Frente a ellos, en la semioscuridad se advertía la borrosa silueta de un burro. Tras el animal iban dos personas. Una de ellas se tiró al suelo y la otra le imitó.
—¿Les atacamos ahora? —preguntó Pete, en un siseo.
—¡Ahora! —asintió Indy.
Dando aullidos y gritos de guerra los Hollister corrieron hacia Domingo. Por un instante, los raptores del jumento quedaron inmóviles por la sorpresa. Luego, emprendieron la fuga, corriendo bajo la noche.
Pam y Holly se acercaron al animal y subieron a lomos del mismo.
—Pobrecito burro —decía Pam, cariñosamente.
—No dejaremos que esos hombres malotes te lleven —prometió Holly, acariciando las orejas del animal.
A todo esto, Domingo irguió la cabeza y rebuznó tan ruidosamente que su «aaah, iiih» repercutió en todos los ámbitos de la noche.
A pesar de haber recuperado a Domingo, Indy, Pete y Ricky no se detuvieron allí. Las linternas brillaban frente a ellos, como luciérnagas gigantes que perseguían a los fugitivos. Por fin, Indy se detuvo e hizo que Pete y Ricky se aproximaran a él.
—¿Veis aquel peñasco grande? Pues esa gente se ha escondido detrás. Deben de estar cansados y tendrán miedo.

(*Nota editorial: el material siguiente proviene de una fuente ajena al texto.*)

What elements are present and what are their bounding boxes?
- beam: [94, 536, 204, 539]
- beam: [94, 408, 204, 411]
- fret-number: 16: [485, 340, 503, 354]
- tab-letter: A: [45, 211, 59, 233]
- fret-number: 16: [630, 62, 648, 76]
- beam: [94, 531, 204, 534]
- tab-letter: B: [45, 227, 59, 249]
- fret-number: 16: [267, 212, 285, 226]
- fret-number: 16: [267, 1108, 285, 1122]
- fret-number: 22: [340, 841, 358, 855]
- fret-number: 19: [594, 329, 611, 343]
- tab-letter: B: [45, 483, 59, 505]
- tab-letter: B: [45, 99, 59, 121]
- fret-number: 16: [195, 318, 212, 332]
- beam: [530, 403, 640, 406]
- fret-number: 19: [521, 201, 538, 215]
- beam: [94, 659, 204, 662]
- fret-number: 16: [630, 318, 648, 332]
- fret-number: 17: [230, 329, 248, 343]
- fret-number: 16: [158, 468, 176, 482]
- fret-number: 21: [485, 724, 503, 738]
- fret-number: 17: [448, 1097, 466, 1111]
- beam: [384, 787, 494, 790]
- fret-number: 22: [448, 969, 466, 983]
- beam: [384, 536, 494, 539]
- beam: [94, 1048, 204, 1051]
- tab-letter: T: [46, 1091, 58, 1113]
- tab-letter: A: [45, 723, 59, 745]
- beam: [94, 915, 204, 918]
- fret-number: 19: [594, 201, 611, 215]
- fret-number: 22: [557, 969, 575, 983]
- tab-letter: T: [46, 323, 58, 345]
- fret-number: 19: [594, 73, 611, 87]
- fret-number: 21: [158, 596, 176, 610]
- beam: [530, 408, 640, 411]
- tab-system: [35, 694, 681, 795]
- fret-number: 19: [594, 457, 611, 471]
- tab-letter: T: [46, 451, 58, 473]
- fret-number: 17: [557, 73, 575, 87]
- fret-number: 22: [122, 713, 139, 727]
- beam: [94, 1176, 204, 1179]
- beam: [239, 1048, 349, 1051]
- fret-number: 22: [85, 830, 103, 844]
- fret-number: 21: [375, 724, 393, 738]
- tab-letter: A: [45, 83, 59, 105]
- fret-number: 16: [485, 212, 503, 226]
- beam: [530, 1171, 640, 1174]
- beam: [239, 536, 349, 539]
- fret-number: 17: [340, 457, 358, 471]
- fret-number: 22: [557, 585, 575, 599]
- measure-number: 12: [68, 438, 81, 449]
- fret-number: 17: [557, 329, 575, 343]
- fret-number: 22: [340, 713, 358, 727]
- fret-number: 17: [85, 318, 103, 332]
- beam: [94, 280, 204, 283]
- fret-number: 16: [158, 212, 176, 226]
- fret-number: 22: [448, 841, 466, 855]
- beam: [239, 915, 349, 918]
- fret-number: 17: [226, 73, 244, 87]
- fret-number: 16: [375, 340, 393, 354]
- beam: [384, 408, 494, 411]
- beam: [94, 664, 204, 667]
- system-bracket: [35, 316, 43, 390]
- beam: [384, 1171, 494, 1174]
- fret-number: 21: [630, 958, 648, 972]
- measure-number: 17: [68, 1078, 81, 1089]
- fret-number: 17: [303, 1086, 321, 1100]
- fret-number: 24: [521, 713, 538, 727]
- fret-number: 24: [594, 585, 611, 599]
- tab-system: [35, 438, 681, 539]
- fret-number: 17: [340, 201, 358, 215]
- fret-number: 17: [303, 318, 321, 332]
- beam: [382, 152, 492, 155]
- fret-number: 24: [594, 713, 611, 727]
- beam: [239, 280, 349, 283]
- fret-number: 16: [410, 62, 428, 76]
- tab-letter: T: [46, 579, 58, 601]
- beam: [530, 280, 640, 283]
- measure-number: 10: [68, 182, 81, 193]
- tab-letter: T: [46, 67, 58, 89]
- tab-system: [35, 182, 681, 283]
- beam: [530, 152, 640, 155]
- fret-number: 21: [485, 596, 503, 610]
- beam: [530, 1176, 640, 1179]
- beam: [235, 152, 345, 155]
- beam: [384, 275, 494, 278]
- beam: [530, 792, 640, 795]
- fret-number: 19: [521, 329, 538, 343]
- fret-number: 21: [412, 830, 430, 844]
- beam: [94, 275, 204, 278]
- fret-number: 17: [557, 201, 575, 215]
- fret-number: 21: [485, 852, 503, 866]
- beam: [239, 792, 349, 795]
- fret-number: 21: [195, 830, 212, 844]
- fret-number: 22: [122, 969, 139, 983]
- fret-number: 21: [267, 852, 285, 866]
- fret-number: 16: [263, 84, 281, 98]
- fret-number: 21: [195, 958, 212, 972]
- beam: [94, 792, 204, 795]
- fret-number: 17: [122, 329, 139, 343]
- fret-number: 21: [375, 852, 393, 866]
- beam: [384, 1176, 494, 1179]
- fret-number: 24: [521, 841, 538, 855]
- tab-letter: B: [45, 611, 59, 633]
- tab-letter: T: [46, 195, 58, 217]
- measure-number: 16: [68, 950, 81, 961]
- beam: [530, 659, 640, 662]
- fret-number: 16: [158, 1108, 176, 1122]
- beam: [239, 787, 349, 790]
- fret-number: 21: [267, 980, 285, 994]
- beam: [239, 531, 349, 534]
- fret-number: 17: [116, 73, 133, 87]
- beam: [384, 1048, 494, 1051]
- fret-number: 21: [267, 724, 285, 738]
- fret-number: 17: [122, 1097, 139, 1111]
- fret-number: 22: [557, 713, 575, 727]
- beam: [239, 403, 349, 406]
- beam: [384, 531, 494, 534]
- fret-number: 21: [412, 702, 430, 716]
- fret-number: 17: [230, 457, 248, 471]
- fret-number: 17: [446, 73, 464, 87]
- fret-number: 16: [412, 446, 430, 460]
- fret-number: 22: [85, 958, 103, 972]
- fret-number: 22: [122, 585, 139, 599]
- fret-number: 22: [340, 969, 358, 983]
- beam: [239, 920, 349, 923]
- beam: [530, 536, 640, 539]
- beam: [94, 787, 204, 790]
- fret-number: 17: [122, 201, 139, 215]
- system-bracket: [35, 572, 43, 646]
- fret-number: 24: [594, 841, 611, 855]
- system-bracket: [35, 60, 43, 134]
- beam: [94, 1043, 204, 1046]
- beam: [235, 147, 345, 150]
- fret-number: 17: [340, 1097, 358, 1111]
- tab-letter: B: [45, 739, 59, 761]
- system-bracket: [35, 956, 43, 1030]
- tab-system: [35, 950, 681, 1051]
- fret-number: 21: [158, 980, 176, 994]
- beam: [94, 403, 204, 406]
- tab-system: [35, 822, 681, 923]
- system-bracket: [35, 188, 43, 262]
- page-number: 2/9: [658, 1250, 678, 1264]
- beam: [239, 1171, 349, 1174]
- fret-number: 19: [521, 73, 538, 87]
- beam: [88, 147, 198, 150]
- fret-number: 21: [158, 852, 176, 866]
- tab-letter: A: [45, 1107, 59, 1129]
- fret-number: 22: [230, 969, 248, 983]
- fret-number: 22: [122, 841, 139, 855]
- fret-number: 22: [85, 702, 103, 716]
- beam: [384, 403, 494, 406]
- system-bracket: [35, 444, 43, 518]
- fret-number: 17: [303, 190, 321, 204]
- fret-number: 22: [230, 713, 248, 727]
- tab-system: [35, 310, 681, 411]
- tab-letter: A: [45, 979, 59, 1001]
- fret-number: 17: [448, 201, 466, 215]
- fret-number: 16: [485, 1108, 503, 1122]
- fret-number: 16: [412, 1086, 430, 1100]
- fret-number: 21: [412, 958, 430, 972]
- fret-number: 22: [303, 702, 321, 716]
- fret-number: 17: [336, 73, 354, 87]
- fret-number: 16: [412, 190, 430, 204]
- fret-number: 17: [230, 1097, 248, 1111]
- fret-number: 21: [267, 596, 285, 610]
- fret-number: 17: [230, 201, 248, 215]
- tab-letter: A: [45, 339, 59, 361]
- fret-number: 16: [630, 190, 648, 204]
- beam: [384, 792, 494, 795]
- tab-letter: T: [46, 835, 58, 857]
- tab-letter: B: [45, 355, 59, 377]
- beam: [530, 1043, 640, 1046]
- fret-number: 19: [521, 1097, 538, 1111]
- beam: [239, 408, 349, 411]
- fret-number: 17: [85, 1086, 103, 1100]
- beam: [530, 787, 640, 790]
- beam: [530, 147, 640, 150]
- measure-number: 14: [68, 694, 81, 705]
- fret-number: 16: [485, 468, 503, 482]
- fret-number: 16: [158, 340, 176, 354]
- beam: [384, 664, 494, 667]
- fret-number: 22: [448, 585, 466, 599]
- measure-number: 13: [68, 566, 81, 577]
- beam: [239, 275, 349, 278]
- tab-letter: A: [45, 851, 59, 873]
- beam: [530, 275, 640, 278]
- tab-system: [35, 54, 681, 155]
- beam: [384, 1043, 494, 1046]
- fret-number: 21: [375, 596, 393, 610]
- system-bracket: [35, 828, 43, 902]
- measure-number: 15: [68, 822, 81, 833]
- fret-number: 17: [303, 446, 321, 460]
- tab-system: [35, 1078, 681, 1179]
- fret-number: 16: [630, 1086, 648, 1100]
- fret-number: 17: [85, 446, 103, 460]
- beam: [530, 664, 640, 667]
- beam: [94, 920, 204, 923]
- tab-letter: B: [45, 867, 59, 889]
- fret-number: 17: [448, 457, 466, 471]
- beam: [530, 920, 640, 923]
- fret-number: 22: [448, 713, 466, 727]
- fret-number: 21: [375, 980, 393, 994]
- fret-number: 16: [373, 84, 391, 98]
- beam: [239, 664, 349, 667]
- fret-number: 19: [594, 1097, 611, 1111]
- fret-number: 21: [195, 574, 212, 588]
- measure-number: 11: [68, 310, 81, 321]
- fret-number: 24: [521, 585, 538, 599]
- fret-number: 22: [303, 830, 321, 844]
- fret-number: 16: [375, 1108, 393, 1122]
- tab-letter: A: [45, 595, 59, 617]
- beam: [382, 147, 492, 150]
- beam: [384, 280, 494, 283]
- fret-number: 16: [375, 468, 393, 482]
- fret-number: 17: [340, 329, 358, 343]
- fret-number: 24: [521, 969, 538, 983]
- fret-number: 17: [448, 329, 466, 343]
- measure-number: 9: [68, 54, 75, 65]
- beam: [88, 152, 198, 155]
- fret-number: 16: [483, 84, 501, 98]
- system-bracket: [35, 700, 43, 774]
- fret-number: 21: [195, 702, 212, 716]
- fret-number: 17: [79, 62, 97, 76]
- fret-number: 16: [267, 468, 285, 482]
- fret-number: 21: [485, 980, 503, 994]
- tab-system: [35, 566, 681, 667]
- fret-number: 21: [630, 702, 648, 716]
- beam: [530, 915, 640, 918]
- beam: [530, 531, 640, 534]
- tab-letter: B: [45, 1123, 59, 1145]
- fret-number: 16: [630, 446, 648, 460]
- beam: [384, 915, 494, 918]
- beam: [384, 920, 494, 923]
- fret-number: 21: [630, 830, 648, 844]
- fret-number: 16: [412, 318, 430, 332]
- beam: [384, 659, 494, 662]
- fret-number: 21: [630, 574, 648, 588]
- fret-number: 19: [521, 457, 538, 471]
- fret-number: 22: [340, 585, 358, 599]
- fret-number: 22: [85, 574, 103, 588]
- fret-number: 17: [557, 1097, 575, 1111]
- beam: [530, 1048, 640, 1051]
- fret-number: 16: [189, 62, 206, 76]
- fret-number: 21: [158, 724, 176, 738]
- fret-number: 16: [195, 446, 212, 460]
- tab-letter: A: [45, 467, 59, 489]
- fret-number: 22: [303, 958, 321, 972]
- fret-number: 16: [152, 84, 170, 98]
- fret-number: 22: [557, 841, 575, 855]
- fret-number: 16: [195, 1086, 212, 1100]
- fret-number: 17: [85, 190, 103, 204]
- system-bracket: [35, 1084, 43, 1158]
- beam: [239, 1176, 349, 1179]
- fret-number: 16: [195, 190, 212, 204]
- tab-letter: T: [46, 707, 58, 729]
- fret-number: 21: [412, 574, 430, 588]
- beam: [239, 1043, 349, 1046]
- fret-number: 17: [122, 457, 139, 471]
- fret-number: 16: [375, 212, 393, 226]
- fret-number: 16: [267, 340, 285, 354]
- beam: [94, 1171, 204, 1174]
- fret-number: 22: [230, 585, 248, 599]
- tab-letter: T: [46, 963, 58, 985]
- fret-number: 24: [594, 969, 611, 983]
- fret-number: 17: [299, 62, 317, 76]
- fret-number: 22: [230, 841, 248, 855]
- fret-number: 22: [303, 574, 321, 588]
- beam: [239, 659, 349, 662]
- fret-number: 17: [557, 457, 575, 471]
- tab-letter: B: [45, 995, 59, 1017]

—¡Si les atrapamos, ahora se descubrirá el misterio de la cantera, canastos! —dijo Ricky.
Indy colocó las manos ahuecadas junto a la boca y llamó a gritos:
—¡Eh! ¡Ustedes, quienesquiera que sean, salgan! Se produjeron unos ruidos detrás del peñasco y dos siluetas aparecieron en seguida. Pete enfocó la luz de la linterna sobre sus rostros y dio un grito ahogado. ¡Ahí estaban Joey Brill y Will Willson!